Gabriel Taborin College of Davao
- Other names: Gabriel Taborin College of Davao Foundation, Inc.
- Former names: Gabriel Taborin Technical School
- Type: Private, Catholic, Technical school
- Established: June 18, 2001
- Founders: Brothers of the Holy Family
- Religious affiliation: Roman Catholic
- President: Bro.
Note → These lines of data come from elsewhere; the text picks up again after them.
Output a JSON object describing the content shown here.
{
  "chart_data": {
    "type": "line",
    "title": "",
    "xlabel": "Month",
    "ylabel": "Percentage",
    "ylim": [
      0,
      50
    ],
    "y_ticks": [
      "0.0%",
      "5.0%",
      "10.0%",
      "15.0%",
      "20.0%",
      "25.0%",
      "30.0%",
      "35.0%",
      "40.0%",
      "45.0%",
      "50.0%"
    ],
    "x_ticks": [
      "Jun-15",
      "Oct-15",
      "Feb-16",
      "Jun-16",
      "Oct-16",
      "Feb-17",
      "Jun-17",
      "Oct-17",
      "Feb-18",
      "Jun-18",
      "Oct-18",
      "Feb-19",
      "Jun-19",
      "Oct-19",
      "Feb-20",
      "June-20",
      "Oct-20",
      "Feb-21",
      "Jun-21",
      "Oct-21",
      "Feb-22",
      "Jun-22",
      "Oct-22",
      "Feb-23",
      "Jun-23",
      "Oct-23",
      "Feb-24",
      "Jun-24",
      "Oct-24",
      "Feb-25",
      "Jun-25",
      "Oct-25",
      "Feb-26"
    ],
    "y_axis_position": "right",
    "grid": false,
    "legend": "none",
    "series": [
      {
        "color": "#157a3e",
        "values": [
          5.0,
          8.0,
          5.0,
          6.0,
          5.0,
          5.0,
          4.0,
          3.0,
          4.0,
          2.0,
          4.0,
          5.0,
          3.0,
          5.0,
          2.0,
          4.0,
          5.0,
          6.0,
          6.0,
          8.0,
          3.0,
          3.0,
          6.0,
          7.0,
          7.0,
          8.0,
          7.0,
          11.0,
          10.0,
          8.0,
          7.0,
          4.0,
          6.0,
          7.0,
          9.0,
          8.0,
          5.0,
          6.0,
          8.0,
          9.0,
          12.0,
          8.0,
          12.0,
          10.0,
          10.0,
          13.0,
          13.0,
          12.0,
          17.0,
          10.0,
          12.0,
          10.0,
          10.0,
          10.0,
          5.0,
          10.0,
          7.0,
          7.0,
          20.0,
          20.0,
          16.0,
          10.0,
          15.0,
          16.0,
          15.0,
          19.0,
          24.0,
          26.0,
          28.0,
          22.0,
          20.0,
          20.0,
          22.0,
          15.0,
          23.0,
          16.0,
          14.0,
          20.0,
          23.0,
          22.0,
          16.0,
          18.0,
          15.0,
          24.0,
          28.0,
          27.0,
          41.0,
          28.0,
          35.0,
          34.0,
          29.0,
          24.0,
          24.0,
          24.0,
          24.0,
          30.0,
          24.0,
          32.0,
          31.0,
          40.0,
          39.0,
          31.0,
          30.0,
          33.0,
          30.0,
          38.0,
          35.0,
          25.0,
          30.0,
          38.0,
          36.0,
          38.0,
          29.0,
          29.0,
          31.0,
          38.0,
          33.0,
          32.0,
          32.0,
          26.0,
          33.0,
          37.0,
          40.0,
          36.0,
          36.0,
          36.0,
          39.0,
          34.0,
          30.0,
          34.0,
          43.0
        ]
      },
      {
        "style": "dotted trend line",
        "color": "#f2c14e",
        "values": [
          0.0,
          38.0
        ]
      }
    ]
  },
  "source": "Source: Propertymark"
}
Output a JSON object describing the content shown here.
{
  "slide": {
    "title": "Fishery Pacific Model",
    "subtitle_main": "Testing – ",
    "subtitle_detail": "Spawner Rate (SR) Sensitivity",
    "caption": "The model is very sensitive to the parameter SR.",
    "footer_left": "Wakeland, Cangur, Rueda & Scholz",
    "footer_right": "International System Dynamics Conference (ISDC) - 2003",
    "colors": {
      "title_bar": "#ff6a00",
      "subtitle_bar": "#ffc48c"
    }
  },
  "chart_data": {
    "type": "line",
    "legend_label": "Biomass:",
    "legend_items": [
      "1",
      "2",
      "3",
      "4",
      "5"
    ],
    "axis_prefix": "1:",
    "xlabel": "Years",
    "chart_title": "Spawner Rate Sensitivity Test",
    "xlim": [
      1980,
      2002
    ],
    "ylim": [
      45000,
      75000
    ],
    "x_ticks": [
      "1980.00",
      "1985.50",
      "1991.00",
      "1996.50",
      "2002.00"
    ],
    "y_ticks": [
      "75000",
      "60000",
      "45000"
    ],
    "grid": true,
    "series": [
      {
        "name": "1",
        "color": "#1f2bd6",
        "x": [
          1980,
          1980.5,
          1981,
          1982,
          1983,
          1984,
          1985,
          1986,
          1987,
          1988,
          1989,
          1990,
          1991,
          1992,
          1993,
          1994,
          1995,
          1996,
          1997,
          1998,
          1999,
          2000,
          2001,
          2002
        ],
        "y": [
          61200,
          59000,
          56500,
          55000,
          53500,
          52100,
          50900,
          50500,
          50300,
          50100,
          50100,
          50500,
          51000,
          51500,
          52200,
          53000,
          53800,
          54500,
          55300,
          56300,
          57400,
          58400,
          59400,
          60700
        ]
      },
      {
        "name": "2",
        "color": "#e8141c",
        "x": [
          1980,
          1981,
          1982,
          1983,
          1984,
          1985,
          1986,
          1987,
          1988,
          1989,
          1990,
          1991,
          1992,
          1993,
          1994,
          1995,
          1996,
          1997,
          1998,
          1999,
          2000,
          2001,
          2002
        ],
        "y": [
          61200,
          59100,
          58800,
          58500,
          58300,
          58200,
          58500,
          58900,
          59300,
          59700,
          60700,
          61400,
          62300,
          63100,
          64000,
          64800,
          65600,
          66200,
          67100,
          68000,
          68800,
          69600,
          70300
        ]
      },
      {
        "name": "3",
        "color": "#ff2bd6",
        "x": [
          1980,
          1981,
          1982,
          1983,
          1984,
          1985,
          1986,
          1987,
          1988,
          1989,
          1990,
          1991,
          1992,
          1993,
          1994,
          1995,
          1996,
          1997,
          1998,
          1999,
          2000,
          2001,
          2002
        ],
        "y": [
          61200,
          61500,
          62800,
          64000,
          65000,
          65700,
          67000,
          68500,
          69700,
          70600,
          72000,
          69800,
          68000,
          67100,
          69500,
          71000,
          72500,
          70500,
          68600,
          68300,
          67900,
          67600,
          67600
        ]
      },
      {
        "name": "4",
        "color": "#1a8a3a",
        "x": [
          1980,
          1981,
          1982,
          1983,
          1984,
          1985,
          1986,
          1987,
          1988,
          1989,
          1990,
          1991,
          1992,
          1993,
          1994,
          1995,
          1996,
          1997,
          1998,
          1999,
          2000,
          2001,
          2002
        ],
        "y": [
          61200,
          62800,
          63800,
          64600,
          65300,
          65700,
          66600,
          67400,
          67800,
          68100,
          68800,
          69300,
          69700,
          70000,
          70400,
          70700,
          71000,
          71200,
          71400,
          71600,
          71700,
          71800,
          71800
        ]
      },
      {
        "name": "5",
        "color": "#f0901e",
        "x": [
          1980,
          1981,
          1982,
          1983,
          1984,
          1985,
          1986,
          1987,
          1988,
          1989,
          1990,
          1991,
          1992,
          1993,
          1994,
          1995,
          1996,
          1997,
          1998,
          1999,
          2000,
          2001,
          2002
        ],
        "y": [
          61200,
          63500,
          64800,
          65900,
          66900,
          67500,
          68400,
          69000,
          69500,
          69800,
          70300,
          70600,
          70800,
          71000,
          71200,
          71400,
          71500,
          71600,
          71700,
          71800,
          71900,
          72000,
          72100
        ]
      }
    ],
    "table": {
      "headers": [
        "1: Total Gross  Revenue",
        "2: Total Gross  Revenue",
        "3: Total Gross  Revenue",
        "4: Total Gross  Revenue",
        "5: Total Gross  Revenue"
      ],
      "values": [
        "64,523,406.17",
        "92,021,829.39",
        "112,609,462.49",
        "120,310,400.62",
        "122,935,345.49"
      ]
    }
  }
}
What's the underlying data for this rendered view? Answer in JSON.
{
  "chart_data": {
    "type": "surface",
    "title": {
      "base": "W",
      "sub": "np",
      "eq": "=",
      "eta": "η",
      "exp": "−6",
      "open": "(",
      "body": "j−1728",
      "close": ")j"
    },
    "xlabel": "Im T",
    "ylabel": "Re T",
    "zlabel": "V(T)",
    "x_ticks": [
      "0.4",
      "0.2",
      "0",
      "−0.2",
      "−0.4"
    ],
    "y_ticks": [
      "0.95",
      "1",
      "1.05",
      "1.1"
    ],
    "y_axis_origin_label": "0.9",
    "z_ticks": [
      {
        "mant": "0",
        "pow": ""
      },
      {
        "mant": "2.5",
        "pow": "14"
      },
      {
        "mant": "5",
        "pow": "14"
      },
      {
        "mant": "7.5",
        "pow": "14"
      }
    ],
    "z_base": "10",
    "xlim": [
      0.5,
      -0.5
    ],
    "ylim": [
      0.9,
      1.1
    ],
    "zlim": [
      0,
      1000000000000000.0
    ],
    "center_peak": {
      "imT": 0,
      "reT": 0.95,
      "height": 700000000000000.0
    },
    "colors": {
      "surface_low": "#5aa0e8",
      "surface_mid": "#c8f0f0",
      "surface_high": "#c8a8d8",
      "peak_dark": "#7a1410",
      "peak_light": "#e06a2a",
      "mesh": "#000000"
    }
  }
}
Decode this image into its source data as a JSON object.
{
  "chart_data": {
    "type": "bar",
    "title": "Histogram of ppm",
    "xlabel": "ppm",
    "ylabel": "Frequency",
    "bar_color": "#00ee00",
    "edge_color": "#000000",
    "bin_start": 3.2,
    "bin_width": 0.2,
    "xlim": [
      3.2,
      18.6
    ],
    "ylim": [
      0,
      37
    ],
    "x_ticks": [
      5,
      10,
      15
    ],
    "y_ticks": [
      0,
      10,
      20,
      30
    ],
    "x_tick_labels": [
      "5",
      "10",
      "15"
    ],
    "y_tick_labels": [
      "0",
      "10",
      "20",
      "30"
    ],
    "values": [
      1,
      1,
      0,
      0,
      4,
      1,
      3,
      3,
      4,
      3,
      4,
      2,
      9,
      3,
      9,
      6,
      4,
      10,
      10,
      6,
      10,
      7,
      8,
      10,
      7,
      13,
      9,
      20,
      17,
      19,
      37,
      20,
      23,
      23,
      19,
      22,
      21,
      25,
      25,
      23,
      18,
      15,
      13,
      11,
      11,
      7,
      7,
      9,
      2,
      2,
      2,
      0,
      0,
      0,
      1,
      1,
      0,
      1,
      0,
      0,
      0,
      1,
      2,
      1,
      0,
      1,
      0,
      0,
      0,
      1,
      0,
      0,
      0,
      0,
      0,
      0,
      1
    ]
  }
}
Delio Da Campo, FSF
- Location: Purok Sagittarius, Lasang, Bunawan, Davao City, Philippines

= Gabriel Taborin College of Davao =

Private school in Davao del Sur, Philippines

Gabriel Taborin College of Davao (GTCD; officially Gabriel Taborin College of Davao Foundation, Inc.; formerly Gabriel Taborin Technical School Foundation, Inc.) is a technical school in Davao City, Philippines, founded by the Congregation of Brothers of the Holy Family of Belley.

==History==
In the year 2000, the Brothers of the Holy Family of Belley selected Lasang, Davao as a prospective new community destination for their Philippine mission. Four brothers, Davide Del Barba, Andrés Galindo, and two Vietnamese brothers were the ones to arrive on Lasang and start their first religious community in the Philippines.

In the following year, the brothers started the Gabriel Taborin Technical School.